If it’s priced at $50 and you can sell it for $50, then you get no return. If it’s priced at $50 and you could sell it for $40, it’s a bad investment. When you can buy it for $50 and sell it for $60, then it’s a good investment.
That’s the basic thing… then you look at the history. Has the item been worth more? Is it on a downward trend or an upward one?
Essentially, you project into the future the likelihood of value. NOTE: This doesn’t have to be purely monetary. If you can take an item and it’ll be valuable to you in a time-return-on-investment or whatever, that’s great too. But I’ll keep this simple.
If the item is likely to go up in value then ultimately it’s a good investment because you buy it and it is worth more over time. This is what you’re looking for.
If there are added benefits, factor these into your calculations.
So What Should You Invest In First?
If you think of everything as a potential return-generating asset and store of wealth, then it becomes clear what you should start with, investing-wise.
It’s what you know about.
If you run a business and you know a new car will help you generate a bigger return, then it’s the best investment you can make at that time.
But outside of business stuff, you want to think about your hobbies, your geographical area and other things that you know deeply.
This gives you a) less risk and b) competitive advantage.
I’ve worked with a few wealth protection businesses. A big part of their business model is producing overseas investment opportunities for people with money to invest.
To make my point, which is better?
- Investing in overseas property
- Investing in some unused space opposite your house
Now, there are overseas investment opportunities. Some will bring excellent returns. But chances are you’ve got a higher likelihood of success with the latter option. You know the area and you have a better idea of the uses.

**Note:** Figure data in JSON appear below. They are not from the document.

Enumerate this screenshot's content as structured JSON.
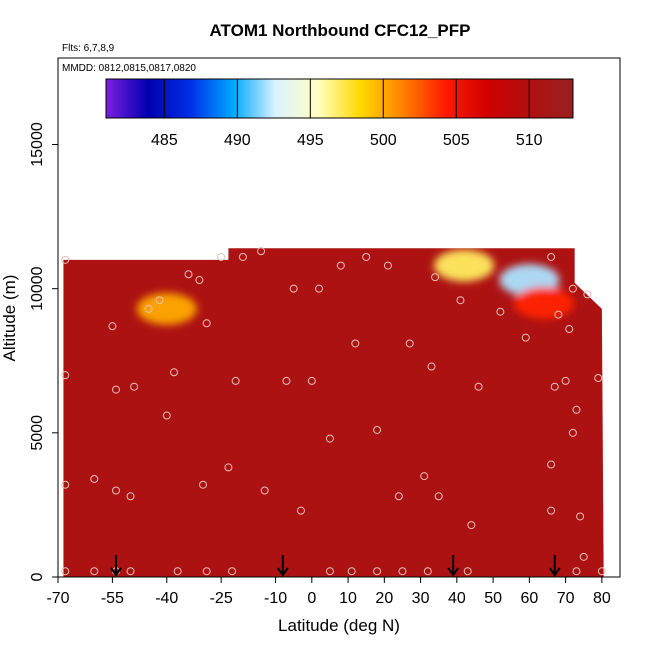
{
  "chart_data": {
    "type": "heatmap",
    "title": "ATOM1 Northbound CFC12_PFP",
    "flights_note": "Flts: 6,7,8,9",
    "dates_note": "MMDD: 0812,0815,0817,0820",
    "xlabel": "Latitude (deg N)",
    "ylabel": "Altitude (m)",
    "xlim": [
      -70,
      85
    ],
    "ylim": [
      0,
      18000
    ],
    "x_ticks": [
      -70,
      -55,
      -40,
      -25,
      -10,
      0,
      10,
      20,
      30,
      40,
      50,
      60,
      70,
      80
    ],
    "x_tick_labels": [
      "-70",
      "-55",
      "-40",
      "-25",
      "-10",
      "0",
      "10",
      "20",
      "30",
      "40",
      "50",
      "60",
      "70",
      "80"
    ],
    "y_ticks": [
      0,
      5000,
      10000,
      15000
    ],
    "y_tick_labels": [
      "0",
      "5000",
      "10000",
      "15000"
    ],
    "colorbar": {
      "min": 481,
      "max": 513,
      "ticks": [
        485,
        490,
        495,
        500,
        505,
        510
      ],
      "tick_labels": [
        "485",
        "490",
        "495",
        "500",
        "505",
        "510"
      ],
      "colors": [
        "#7b1fe0",
        "#0000b0",
        "#0030e8",
        "#00a8ff",
        "#dcf2ff",
        "#ffffc0",
        "#ffd800",
        "#ff8000",
        "#ff1a00",
        "#d00000",
        "#b01010",
        "#982020"
      ]
    },
    "background_value": 510.5,
    "field_extent": {
      "lat_range": [
        -68.5,
        80.5
      ],
      "top_altitude_by_lat": [
        [
          -68.5,
          11000
        ],
        [
          -23,
          11000
        ],
        [
          -23,
          11400
        ],
        [
          72.5,
          11400
        ],
        [
          72.5,
          10200
        ],
        [
          80,
          9300
        ]
      ]
    },
    "anomalies": [
      {
        "lat": -40,
        "alt": 9300,
        "value": 500
      },
      {
        "lat": 42,
        "alt": 10800,
        "value": 497
      },
      {
        "lat": 60,
        "alt": 10300,
        "value": 492
      },
      {
        "lat": 64,
        "alt": 9500,
        "value": 504
      }
    ],
    "sample_points": [
      [
        -68,
        11000
      ],
      [
        -68,
        7000
      ],
      [
        -68,
        3200
      ],
      [
        -68,
        200
      ],
      [
        -60,
        3400
      ],
      [
        -60,
        200
      ],
      [
        -55,
        8700
      ],
      [
        -54,
        6500
      ],
      [
        -54,
        3000
      ],
      [
        -54,
        200
      ],
      [
        -50,
        2800
      ],
      [
        -50,
        200
      ],
      [
        -49,
        6600
      ],
      [
        -45,
        9300
      ],
      [
        -42,
        9600
      ],
      [
        -40,
        5600
      ],
      [
        -38,
        7100
      ],
      [
        -37,
        200
      ],
      [
        -34,
        10500
      ],
      [
        -31,
        10300
      ],
      [
        -30,
        3200
      ],
      [
        -29,
        8800
      ],
      [
        -29,
        200
      ],
      [
        -25,
        11100
      ],
      [
        -23,
        3800
      ],
      [
        -22,
        200
      ],
      [
        -21,
        6800
      ],
      [
        -19,
        11100
      ],
      [
        -14,
        11300
      ],
      [
        -13,
        3000
      ],
      [
        -7,
        6800
      ],
      [
        -5,
        10000
      ],
      [
        -3,
        2300
      ],
      [
        0,
        6800
      ],
      [
        2,
        10000
      ],
      [
        5,
        4800
      ],
      [
        5,
        200
      ],
      [
        8,
        10800
      ],
      [
        11,
        200
      ],
      [
        12,
        8100
      ],
      [
        15,
        11100
      ],
      [
        18,
        5100
      ],
      [
        18,
        200
      ],
      [
        21,
        10800
      ],
      [
        24,
        2800
      ],
      [
        25,
        200
      ],
      [
        27,
        8100
      ],
      [
        31,
        3500
      ],
      [
        32,
        200
      ],
      [
        33,
        7300
      ],
      [
        34,
        10400
      ],
      [
        35,
        2800
      ],
      [
        41,
        9600
      ],
      [
        43,
        200
      ],
      [
        44,
        1800
      ],
      [
        46,
        6600
      ],
      [
        52,
        9200
      ],
      [
        59,
        8300
      ],
      [
        66,
        11100
      ],
      [
        66,
        3900
      ],
      [
        66,
        2300
      ],
      [
        67,
        6600
      ],
      [
        68,
        9100
      ],
      [
        70,
        6800
      ],
      [
        71,
        8600
      ],
      [
        72,
        10000
      ],
      [
        72,
        5000
      ],
      [
        73,
        200
      ],
      [
        73,
        5800
      ],
      [
        74,
        2100
      ],
      [
        75,
        700
      ],
      [
        76,
        9800
      ],
      [
        79,
        6900
      ],
      [
        80,
        200
      ]
    ],
    "arrow_latitudes": [
      -54,
      -8,
      39,
      67
    ]
  }
}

The same is true with your hobbies and careers. A bunch of people are on the cryptocurrency rollercoaster right now. IF this were limited to people who could read and understand the white papers, it’d be a thing.
But it’s not limited to those. It now includes hairdressers, car washers and retirees who need their grandson’s help to send an email.
These people are dumb and have “shiny object syndrome.”
They’d be better off thinking, “Hey, what do I know about the area I work in?” and putting their money into that.
If you work in tech, it’s better to invest in tech companies or put your money into tech things. If you’re an agricultural worker, then buy some vacant land and grow trees for lumber or whatever (it’s not my area, so you’re on your own.)
Too many people spend their entire days working on specific problems, learning useful knowledge and giving themselves competitive advantages in one field and then completely disregard that when it comes to reinvesting their money.
Investing is analysing the value of an object, comparing its price across history and then buying it at a cost which gives you the best chance of having its value rise until the send point.
Why would you make this quite-simple process more difficult than it has to be?